The National Democratic Alliance took charge only in late May, so the revival essentially started on auto-pilot, rues Devangshu Datta.
The Japanese committed to the equivalent of $35 billion of investments into India over the next five years, and made encouraging noises about “co-prosperity”, a term with rather unpleasant connotations for students of World War II.
The “Special Strategic Global Partnership” between India and Japan is driven by one hope: Asia’s second- and third-largest economy may develop sufficient synergy to counter-balance the gigantic number one.
India has a large, young, energetic and extremely under-skilled workforce.
It is capital-starved and the infrastructure is, to put it mildly, lacking.
Japan has pots of money and an ageing population. Japan’s zaibatsu -- its great industrial houses -- have demonstrably fabulous skills in electronics, light and heavy engineering, and across sundry infrastructure domains.
By and large, Japanese investments into India have done well and so, it does look a good fit.
That ¥3 trillion of investment will be a shot in the arm.
It depends on when, where and how it comes, of course.
But it should ensure that gross domestic product growth momentum is sustained.

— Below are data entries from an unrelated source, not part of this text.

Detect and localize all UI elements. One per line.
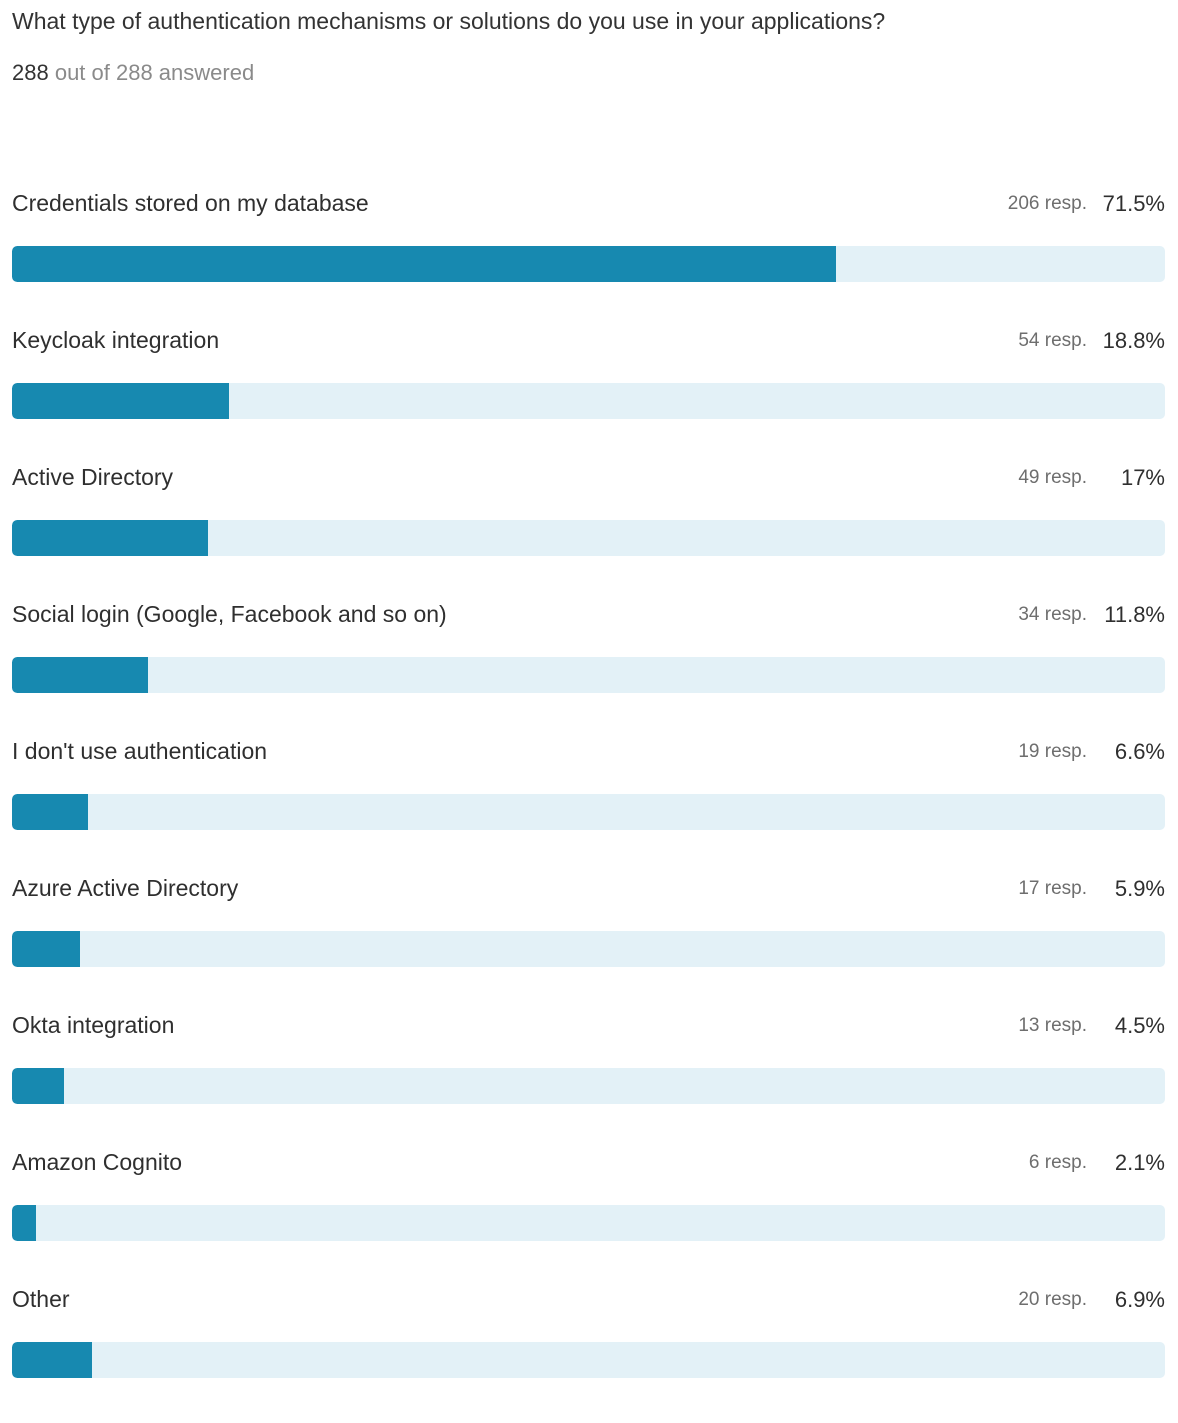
answered-summary: 288 out of 288 answered: [12, 60, 254, 86]
percent-label: 18.8%: [1102, 328, 1165, 353]
category-label: Amazon Cognito: [12, 1149, 183, 1175]
bar-fill: [12, 657, 149, 693]
bar-track: [12, 1068, 1165, 1104]
bar-track: [12, 383, 1165, 419]
bar-fill: [12, 931, 81, 967]
chart-row: Azure Active Directory 17 resp. 5.9%: [12, 875, 1165, 1012]
response-count-label: 20 resp.: [1018, 1289, 1087, 1310]
category-label: Azure Active Directory: [12, 875, 239, 901]
percent-label: 4.5%: [1114, 1013, 1165, 1038]
bar-track: [12, 931, 1165, 967]
bar-fill: [12, 1342, 92, 1378]
chart-row: Credentials stored on my database 206 res…: [12, 190, 1165, 327]
bar-fill: [12, 246, 837, 282]
percent-label: 5.9%: [1114, 876, 1165, 901]
category-label: I don't use authentication: [12, 738, 268, 764]
chart-row: Okta integration 13 resp. 4.5%: [12, 1012, 1165, 1149]
bar-fill: [12, 794, 89, 830]
category-label: Okta integration: [12, 1012, 175, 1038]
bar-track: [12, 657, 1165, 693]
response-count-label: 17 resp.: [1018, 878, 1087, 899]
response-bar-chart: Credentials stored on my database 206 res…: [12, 190, 1165, 1423]
question-title: What type of authentication mechanisms o…: [12, 8, 886, 34]
response-count-label: 49 resp.: [1018, 467, 1087, 488]
percent-label: 6.6%: [1114, 739, 1165, 764]
bar-track: [12, 246, 1165, 282]
bar-track: [12, 520, 1165, 556]
answered-text: out of 288 answered: [48, 60, 255, 85]
chart-row: Amazon Cognito 6 resp. 2.1%: [12, 1149, 1165, 1286]
bar-fill: [12, 1205, 37, 1241]
category-label: Credentials stored on my database: [12, 190, 369, 216]
chart-row: Keycloak integration 54 resp. 18.8%: [12, 327, 1165, 464]
bar-track: [12, 1342, 1165, 1378]
percent-label: 6.9%: [1114, 1287, 1165, 1312]
category-label: Keycloak integration: [12, 327, 220, 353]
chart-row: Other 20 resp. 6.9%: [12, 1286, 1165, 1423]
percent-label: 17%: [1120, 465, 1165, 490]
response-count-label: 6 resp.: [1028, 1152, 1087, 1173]
category-label: Social login (Google, Facebook and so on…: [12, 601, 447, 627]
response-count-label: 19 resp.: [1018, 741, 1087, 762]
bar-track: [12, 1205, 1165, 1241]
response-count-label: 13 resp.: [1018, 1015, 1087, 1036]
bar-track: [12, 794, 1165, 830]
response-count-label: 206 resp.: [1007, 193, 1087, 214]
percent-label: 11.8%: [1104, 602, 1165, 627]
response-count-label: 54 resp.: [1018, 330, 1087, 351]
bar-fill: [12, 383, 229, 419]
answered-count: 288: [12, 60, 49, 85]
chart-row: I don't use authentication 19 resp. 6.6%: [12, 738, 1165, 875]
category-label: Other: [12, 1286, 70, 1312]
bar-fill: [12, 520, 208, 556]
chart-row: Active Directory 49 resp. 17%: [12, 464, 1165, 601]
chart-row: Social login (Google, Facebook and so on…: [12, 601, 1165, 738]
percent-label: 2.1%: [1114, 1150, 1165, 1175]
percent-label: 71.5%: [1102, 191, 1165, 216]
bar-fill: [12, 1068, 64, 1104]
category-label: Active Directory: [12, 464, 174, 490]
response-count-label: 34 resp.: [1018, 604, 1087, 625]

The GDP numbers for April-June 2014 do suggest that, while the economy is pulling out of recession, it is nowhere near acche din yet.

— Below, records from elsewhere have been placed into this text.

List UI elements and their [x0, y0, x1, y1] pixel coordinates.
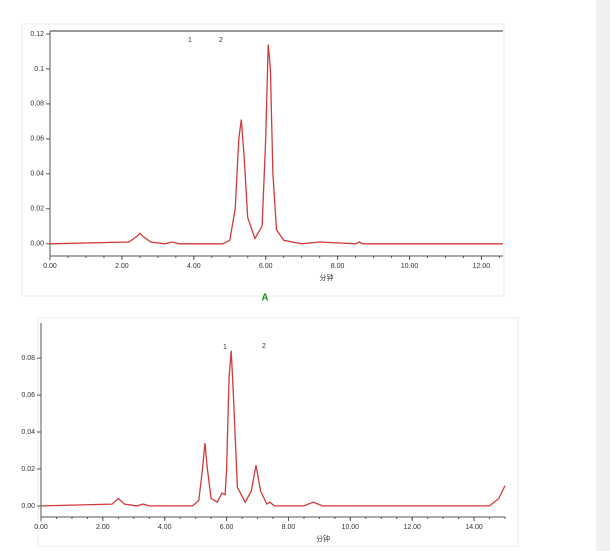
trace — [40, 350, 506, 507]
frame — [21, 23, 505, 297]
y-tick-label: 0.08 — [21, 355, 35, 362]
x-tick-label: 14.00 — [465, 524, 483, 531]
x-tick-label: 10.00 — [401, 263, 419, 270]
x-axis-label: 分钟 — [316, 534, 330, 543]
y-tick-label: 0.12 — [30, 31, 44, 38]
peak-label: 1 — [223, 344, 227, 351]
x-tick-label: 12.00 — [403, 524, 421, 531]
y-tick-label: 0.04 — [30, 171, 44, 178]
x-tick-label: 0.00 — [43, 263, 57, 270]
x-tick-label: 8.00 — [282, 524, 296, 531]
peak-label: 2 — [262, 343, 266, 350]
x-tick-label: 6.00 — [220, 524, 234, 531]
scrollbar — [596, 0, 610, 551]
y-tick-label: 0.04 — [21, 429, 35, 436]
x-tick-label: 2.00 — [96, 524, 110, 531]
trace — [49, 44, 503, 245]
x-tick-label: 2.00 — [115, 263, 129, 270]
y-tick-label: 0.02 — [21, 466, 35, 473]
y-tick-label: 0.00 — [21, 503, 35, 510]
x-tick-label: 4.00 — [158, 524, 172, 531]
x-tick-label: 6.00 — [259, 263, 273, 270]
x-tick-label: 12.00 — [473, 263, 491, 270]
y-tick-label: 0.02 — [30, 206, 44, 213]
x-tick-label: 4.00 — [187, 263, 201, 270]
y-tick-label: 0.06 — [21, 392, 35, 399]
x-tick-label: 0.00 — [34, 524, 48, 531]
y-tick-label: 0.08 — [30, 101, 44, 108]
frame — [37, 317, 519, 547]
y-tick-label: 0.1 — [34, 66, 44, 73]
y-tick-label: 0.06 — [30, 136, 44, 143]
x-tick-label: 8.00 — [331, 263, 345, 270]
peak-label: 2 — [219, 37, 223, 44]
peak-label: 1 — [188, 37, 192, 44]
y-tick-label: 0.00 — [30, 241, 44, 248]
x-axis-label: 分钟 — [320, 273, 334, 282]
caption: A — [261, 293, 268, 304]
x-tick-label: 10.00 — [342, 524, 360, 531]
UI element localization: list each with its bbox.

There was an upside surprise with GDP growth rising to 5.7 per cent.
One would have to 'deseasonalise' for election spending, and adjust for the low base of April-June 2013.
Nevertheless, this was the best quarterly performance in over two years.
The National Democratic Alliance took charge only in late May, so the revival essentially started on auto-pilot.
Some data are puzzling or inconsistent. One key indicator, automobile sales, was up and down.
In April-June, overall unit sales grew just 1.5 per cent.
Sales picked up a little more in July and August.
Commercial vehicle sales were negative through April-July.
But Maruti did very well and two-wheeler growth was decent.
This may indicate that consumer sentiment is improving but businesses are still cautious.
The HSBC Purchasing Managers’ Index also showed that expansion continued but slowed.
The Services PMI was barely above 50 in August (below 50 is contraction).
But it has stayed above 50 since May 2014.
That is a good signal since it was continuously below 50 between July 2013-April 2014.
The Manufacturing PMI has stayed positive for the past 10 months since November 2013.
These inconsistencies gel with the Index of Industrial Production, which showed uneven and modest expansion across segments between April-June.
The next major domestic trigger could be some action on the disinvestment front but domestic investor sentiment is also mixed. Retail sentiment is good.
It translated into strong net inflows to equity mutual funds, which bought net Rs 6,000 crore (Rs 60 billion) of equity in August.
But domestic institutional sentiment has gone off the boil in September.
After being net buyers in August, domestic institutional investors have been net sellers in the first week of September.
Among other things, the endgame in Kingfisher, developments in Coalgate and generic issues with the quality of bank assets have led to caution.
This may not matter if the foreign institutional investors increase their commitments as they show signs of doing so.
FIIs bought more in the first week of September than they did in the whole of August.
This bullishness could continue.
The US, UK and emerging markets have all hit recent highs on the expectation that cheap money will continue to slosh through the global system.
The European Central Bank has cut policy rates and announced that it will be doing its own version of quantitative easing.
Balance sheet expansion by the ECB should keep the pot bubbling. Coupled to that, lower than expected US payroll expansion has made the easy-money traders even happier.
The US Federal Reserve will stick to tapering but it may not hike US policy rates for quite a while.
The traders who have gone so bullish, may, of course, be missing the woods for the trees.
The ECB is taking these easy monetary measures out of desperation because euro zone growth has stalled and the European Union may be on the edge of deflation.
The absence of bounce in US employment data is also disturbing since that means the US may not be the global engine of growth in 2014-15.
Hindi-Japani bhai bhai aside, there is no concrete evidence that Abenomics has really worked so far.
The Chinese will be happy to do 7.5 per cent GDP growth in this financial year.
Russia is seeing a spike in inflation as EU sanctions bite.
West Asia continues to be a region of flaming chaos.
So long as sentiment remains good and money is cheap, danger signals across the entire world will be ignored.
As Keynes supposedly said, markets can stay irrational for far longer than any rational investor can stay solvent.
However, if there is a tip-over into pessimism, there could be steep falls across multiple markets as traders take note of the fundamentals.
India is very likely to be a beneficiary of the optimism, so let’s hope it lasts.
The rebound in Indian GDP is certainly expected to continue and get more broad-based in nature.
Among big emerging markets (ex-China), India will probably register the best growth this year.
There will be ample investing opportunities across the corporate sector, and all the more so, if public sector bank balance sheets improve and public sector undertaking disinvestment gets off the ground.
Corporate valuations are starting to look a little rich at a Nifty PE of 21-plus (past four quarters EPS). But a strong earnings performance in Q2 could set that aright.